The PM said he had tried to persuade his Cabinet it would be “eccentric” to change Prime Minister now but “I regret not to have been successful in those arguments”.

After acknowledging that "in politics, no one is remotely indispensable", Mr Johnson told the British public: “I want you to know how sad I am to be giving up the best job in the world."

Addressing the people of Ukraine, Mr Johnson said “we in the UK will continue to back your fight for freedom for as long as it takes”.

The 58-year-old continued: “Let me say now to the people of Ukraine, that I know that we in the UK will continue to back your fight for freedom for as long as it takes.

“And, at the same time, in this country we’ve been pushing forward a vast programme of investment in infrastructure and skills and technology, the biggest in a century.

“Because if I have one insight into human beings, it is that genius and talent and enthusiasm and imagination are evenly distributed throughout the population, but opportunity is not, and that’s why we must keep levelling up, keep unleashing the potential of every part of the United Kingdom.

“If we can do that in this country, we will be the most prosperous in Europe.”

Mr Johnson will serve as PM until his successor is announced
Mr Johnson will serve as PM until his successor is announced

Resignations within the party began on Tuesday when former Health Secretary Sajid Javid and ex-Chancellor of the Exchequer Rishi Sunak both quit in quick succession.

Nadhim Zahawi took over as Chancellor from Mr Sunak, before dramatically calling for the PM to resign on Thursday morning.

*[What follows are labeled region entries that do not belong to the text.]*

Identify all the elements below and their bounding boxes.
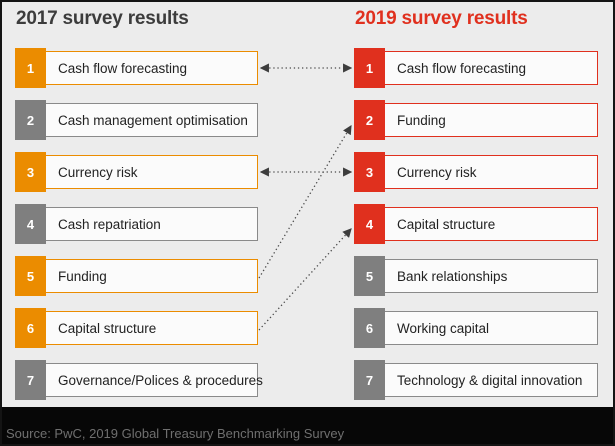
rank-badge: 7 xyxy=(354,360,385,400)
rank-label: Cash flow forecasting xyxy=(354,51,598,85)
column-2017-title: 2017 survey results xyxy=(16,8,189,29)
rank-label: Capital structure xyxy=(354,207,598,241)
column-2017: 2017 survey results Cash flow forecastin… xyxy=(15,2,263,402)
ranking-item-2019-7: Technology & digital innovation 7 xyxy=(354,360,598,400)
rank-label: Funding xyxy=(15,259,258,293)
ranking-item-2019-1: Cash flow forecasting 1 xyxy=(354,48,598,88)
rank-badge: 1 xyxy=(15,48,46,88)
ranking-item-2019-5: Bank relationships 5 xyxy=(354,256,598,296)
rank-label: Capital structure xyxy=(15,311,258,345)
rank-badge: 4 xyxy=(354,204,385,244)
ranking-item-2017-3: Currency risk 3 xyxy=(15,152,258,192)
ranking-item-2019-6: Working capital 6 xyxy=(354,308,598,348)
rank-badge: 1 xyxy=(354,48,385,88)
connector-funding-rank5-to-rank2 xyxy=(258,125,352,279)
rank-badge: 5 xyxy=(354,256,385,296)
rank-label: Bank relationships xyxy=(354,259,598,293)
ranking-item-2019-4: Capital structure 4 xyxy=(354,204,598,244)
connector-capital-structure-rank6-to-rank4 xyxy=(258,228,352,331)
ranking-item-2017-2: Cash management optimisation 2 xyxy=(15,100,258,140)
rank-label: Currency risk xyxy=(354,155,598,189)
rank-badge: 7 xyxy=(15,360,46,400)
ranking-item-2019-3: Currency risk 3 xyxy=(354,152,598,192)
rank-badge: 6 xyxy=(354,308,385,348)
rank-label: Cash repatriation xyxy=(15,207,258,241)
ranking-item-2017-7: Governance/Polices & procedures 7 xyxy=(15,360,263,400)
ranking-item-2017-5: Funding 5 xyxy=(15,256,258,296)
rank-label: Currency risk xyxy=(15,155,258,189)
column-2019-title: 2019 survey results xyxy=(355,8,528,29)
ranking-item-2017-6: Capital structure 6 xyxy=(15,308,258,348)
rank-badge: 4 xyxy=(15,204,46,244)
ranking-item-2017-4: Cash repatriation 4 xyxy=(15,204,258,244)
source-text: Source: PwC, 2019 Global Treasury Benchm… xyxy=(6,426,345,441)
rank-label: Working capital xyxy=(354,311,598,345)
rank-badge: 2 xyxy=(15,100,46,140)
rank-badge: 3 xyxy=(354,152,385,192)
rank-label: Cash management optimisation xyxy=(15,103,258,137)
ranking-item-2017-1: Cash flow forecasting 1 xyxy=(15,48,258,88)
column-2019: 2019 survey results Cash flow forecastin… xyxy=(354,2,598,402)
rank-badge: 2 xyxy=(354,100,385,140)
ranking-item-2019-2: Funding 2 xyxy=(354,100,598,140)
rank-label: Cash flow forecasting xyxy=(15,51,258,85)
rank-badge: 6 xyxy=(15,308,46,348)
rank-label: Governance/Polices & procedures xyxy=(15,363,263,397)
rank-badge: 5 xyxy=(15,256,46,296)
source-footer: Source: PwC, 2019 Global Treasury Benchm… xyxy=(2,407,613,444)
rank-badge: 3 xyxy=(15,152,46,192)
rank-label: Technology & digital innovation xyxy=(354,363,598,397)
rank-label: Funding xyxy=(354,103,598,137)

Mr Johnson spoke to Sir Graham Brady, chairman of the Conservative 1922 Committee, to inform him of his decision.

Calls for the PM to resign continued on Thursday morning Northern Ireland Secretary Brandon Lewis told the PM that he was submitting his resignation with “regret”, but said that a divided Conservative Party cannot win elections.

Mr Lewis, who took over the role in early 2020, told Mr Johnson that the Government had taken “huge strides to level up the economy of Northern Ireland and have not shied away from taking other difficult decisions; confronting the practical issues with the Northern Ireland Protocol, advocating for the reproductive rights of women and championing the benefits of integrated education for all”.

He continued: “A decision to leave Government is never taken lightly, particularly at such a critical time for Northern Ireland. I have taken a lot of time to consider this decision, having outlined my position to you at length last night.

His resignation was quickly followed by Treasury minister Helen Whately, who told the PM there “are only so many times you can apologise and move on”.